'Magnificent Seven' remake kicks off Toronto film fest

Michel Comte

Toronto film festival

TORONTO, CANADA, Michel Comte- Double Oscar-winner Denzel Washington and a motley band of gunslingers open the Toronto film festival Thursday, blazing trails in a much-anticipated remake of the 1960 Western "The Magnificent Seven."
The film festival, which runs through September 18, is the largest in North America and has become a launchpad for Oscar-conscious studios and distributors, attracting hundreds of filmmakers and actors to the red carpet in Canada's largest city.

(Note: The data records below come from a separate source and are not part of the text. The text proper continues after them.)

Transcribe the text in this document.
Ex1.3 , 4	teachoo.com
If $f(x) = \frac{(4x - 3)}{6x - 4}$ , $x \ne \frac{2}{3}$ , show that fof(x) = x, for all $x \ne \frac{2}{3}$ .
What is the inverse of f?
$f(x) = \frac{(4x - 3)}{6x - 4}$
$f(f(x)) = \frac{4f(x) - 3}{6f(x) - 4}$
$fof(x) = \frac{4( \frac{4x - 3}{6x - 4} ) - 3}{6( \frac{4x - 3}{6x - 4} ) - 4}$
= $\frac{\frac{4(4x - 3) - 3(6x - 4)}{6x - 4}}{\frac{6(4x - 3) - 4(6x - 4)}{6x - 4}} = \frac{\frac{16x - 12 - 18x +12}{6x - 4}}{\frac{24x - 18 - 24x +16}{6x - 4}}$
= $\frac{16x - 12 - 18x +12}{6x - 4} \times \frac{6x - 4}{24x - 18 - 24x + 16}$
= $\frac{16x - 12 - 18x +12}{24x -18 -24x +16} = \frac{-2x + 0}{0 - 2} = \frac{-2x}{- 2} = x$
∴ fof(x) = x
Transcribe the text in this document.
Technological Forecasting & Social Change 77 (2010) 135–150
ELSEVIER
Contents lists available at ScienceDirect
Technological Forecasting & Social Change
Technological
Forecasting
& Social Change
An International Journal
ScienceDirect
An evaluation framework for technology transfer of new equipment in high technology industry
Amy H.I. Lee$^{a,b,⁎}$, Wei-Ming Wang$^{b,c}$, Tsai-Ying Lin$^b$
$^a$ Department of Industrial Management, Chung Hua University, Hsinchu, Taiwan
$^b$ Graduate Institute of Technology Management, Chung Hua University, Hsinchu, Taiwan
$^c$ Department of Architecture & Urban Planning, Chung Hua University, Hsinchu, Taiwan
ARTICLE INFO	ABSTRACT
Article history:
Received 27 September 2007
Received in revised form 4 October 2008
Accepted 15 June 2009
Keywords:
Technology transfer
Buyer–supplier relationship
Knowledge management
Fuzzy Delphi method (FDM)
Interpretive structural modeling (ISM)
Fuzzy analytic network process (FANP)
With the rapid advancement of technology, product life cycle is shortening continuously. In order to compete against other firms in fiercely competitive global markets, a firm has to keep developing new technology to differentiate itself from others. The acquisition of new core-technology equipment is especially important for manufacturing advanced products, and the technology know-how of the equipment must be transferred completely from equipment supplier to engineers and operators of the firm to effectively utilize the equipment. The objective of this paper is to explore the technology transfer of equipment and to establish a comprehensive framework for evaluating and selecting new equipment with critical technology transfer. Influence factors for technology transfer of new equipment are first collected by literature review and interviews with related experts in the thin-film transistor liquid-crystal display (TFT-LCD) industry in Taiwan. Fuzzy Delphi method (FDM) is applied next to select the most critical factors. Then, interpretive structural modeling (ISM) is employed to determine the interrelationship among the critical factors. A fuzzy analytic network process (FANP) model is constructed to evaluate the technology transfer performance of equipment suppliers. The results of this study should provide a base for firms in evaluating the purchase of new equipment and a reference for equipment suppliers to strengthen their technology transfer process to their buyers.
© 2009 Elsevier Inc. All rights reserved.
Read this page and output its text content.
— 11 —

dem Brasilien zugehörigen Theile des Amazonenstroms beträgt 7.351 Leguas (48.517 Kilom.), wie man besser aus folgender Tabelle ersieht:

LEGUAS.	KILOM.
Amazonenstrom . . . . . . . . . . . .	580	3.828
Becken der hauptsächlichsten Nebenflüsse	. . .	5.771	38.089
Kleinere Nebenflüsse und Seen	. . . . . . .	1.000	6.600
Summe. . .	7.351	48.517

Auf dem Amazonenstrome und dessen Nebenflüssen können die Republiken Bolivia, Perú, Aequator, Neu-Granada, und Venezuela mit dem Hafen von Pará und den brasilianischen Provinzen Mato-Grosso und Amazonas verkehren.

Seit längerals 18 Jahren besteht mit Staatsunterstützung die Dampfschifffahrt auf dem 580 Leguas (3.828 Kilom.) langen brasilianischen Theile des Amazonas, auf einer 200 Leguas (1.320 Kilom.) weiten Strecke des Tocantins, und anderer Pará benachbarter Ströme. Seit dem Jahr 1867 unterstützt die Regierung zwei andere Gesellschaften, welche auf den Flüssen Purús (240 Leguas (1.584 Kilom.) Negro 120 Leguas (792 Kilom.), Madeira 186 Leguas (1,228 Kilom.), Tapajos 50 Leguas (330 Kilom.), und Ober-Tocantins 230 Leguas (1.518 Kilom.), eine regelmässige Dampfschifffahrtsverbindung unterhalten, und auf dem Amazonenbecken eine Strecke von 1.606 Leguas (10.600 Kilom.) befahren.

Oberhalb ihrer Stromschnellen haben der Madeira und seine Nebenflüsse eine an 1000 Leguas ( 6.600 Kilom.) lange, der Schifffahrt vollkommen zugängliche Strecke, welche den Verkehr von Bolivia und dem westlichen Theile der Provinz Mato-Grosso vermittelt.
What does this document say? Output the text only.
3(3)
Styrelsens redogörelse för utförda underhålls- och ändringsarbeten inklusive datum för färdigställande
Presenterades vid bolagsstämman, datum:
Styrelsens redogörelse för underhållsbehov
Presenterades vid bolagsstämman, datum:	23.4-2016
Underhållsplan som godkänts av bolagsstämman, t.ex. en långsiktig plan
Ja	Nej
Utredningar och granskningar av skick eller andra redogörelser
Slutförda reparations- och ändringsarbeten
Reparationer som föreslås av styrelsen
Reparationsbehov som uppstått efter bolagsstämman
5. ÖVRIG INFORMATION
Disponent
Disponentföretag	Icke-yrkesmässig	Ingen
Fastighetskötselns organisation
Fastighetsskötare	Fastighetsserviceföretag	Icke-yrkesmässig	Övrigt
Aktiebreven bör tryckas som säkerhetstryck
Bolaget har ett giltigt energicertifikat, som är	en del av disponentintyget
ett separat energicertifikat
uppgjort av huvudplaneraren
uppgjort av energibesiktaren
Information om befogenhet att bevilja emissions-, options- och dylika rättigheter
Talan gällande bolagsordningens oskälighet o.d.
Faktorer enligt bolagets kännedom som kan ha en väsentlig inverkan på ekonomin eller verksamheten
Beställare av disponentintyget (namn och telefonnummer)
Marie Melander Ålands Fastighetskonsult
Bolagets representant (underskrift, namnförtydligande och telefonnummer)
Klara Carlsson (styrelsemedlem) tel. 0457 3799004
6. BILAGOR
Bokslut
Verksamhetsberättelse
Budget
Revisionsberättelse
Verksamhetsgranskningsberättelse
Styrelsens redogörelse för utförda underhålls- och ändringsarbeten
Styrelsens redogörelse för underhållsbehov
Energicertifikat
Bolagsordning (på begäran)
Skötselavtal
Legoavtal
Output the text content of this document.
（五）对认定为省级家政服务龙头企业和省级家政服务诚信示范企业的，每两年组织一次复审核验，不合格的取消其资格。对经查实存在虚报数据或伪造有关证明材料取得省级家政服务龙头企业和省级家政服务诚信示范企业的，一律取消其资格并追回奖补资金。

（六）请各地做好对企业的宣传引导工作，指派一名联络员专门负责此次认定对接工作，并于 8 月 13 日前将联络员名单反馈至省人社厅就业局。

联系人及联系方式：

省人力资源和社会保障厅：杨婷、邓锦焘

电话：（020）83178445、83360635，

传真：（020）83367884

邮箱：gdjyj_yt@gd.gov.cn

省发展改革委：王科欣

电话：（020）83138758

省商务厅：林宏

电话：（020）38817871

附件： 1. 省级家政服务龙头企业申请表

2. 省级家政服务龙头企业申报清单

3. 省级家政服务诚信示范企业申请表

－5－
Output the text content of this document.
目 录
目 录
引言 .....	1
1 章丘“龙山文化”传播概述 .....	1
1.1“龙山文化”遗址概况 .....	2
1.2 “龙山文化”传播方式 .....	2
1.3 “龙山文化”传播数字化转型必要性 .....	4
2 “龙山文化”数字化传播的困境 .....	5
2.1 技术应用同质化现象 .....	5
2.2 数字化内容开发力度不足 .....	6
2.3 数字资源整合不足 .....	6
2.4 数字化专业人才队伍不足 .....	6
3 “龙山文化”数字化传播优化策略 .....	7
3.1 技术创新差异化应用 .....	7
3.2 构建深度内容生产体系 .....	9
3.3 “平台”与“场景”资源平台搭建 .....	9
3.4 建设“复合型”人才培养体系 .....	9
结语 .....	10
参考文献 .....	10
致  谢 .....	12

Nearly 400 feature and short films from 83 countries will be screened at the festival.
Director Antoine Fuqua's film is a reimagining of the Western classic starring Yul Brynner, Steve McQueen and Charles Bronson -- which in turn was a remake of Akira Kurosawa's Japanese-language epic "Seven Samurai."
In the latest version, Washington plays bounty hunter Sam Chisolm who leads his crew to liberate a Wild West town from the clutches of a bad man (an industrialist played by Peter Sarsgaard, who also appears at the festival in "Jackie") and his private army of henchmen.
While initially motivated by cash offered up by townswoman Emma Cullen (played by Haley Bennett), these swashbucklers end up taking a principled stand against greed and hegemony to save the fledgling town.
Fuqua told AFP during post-production in April that he also hoped to dispel the mythology of the American frontier propagated by Hollywood, that it was populated by ranchers, lawmen and outlaws battling for money or land on behalf of White America.
The real Wild West's racial makeup was actually a melting pot of Europeans, Chinese, Mexicans, Native American and blacks.
- Metaphor for today's America -
"Westerns have always spoken directly to what is going on in present day America even though it's dealing with its history," Toronto film festival co-director Piers Handling told AFP.
"This one certainly speaks to contemporary America. It's is an interesting metaphor for what's going on in American right now," he said.
"It's about a community under duress, under extreme pressure, and the people that come together to defend this community who are representative of American society."
The action-packed film also stars Chris Pratt as a card shark and explosives enthusiast, Ethan Hawke (also at the festival in "Maudie") as a sharpshooter, Vincent D'Onofrio in the role of a tracker, and South Korea's Lee Byung-hun as a knife-throwing assassin.
Washington and Fuqua have collaborated previously, notably on "Training Day," which also premiered at the Toronto film festival and went on to earn Washington a best actor Oscar in 2001 for his performance as a rogue cop in Los Angeles. (Washington earned his first Oscar in 1990 for his supporting role in the civil war drama "Glory.")
They also paired up in 2014 for Fuqua's adaptation of the 1980s television series "The Equalizer," about a loner who dispenses justice from the barrel of a gun. The film earned mediocre reviews and nearly US$200 million at the box office.
- Spotlight on politics -
Toronto this year shines a spotlight on American politics, youth radicalization, racism, feminism and alien arrivals, as well as questions around race.
Films being positioned for accolades include the new Denis Villeneuve sci-fi movie "Arrival," and Oliver Stone's "Snowden" about former National Security Agency contractor Edward Snowden's massive 2013 leak revealing the extent of government snooping on private data.
Ryan Gosling and Emma Stone's performances as a jazz musician and an aspiring actress in the bewitching musical "La La Land," which opened the Venice film festival, has also stirred up a frenzy.
"American Pastoral," Ewan McGregor's directorial debut looking back at an ideal family torn by the upheavals of the 1960s, is generating tremendous buzz, as is "Lion" -- the true story of a boy separated from his family who goes searching for home 25 years on.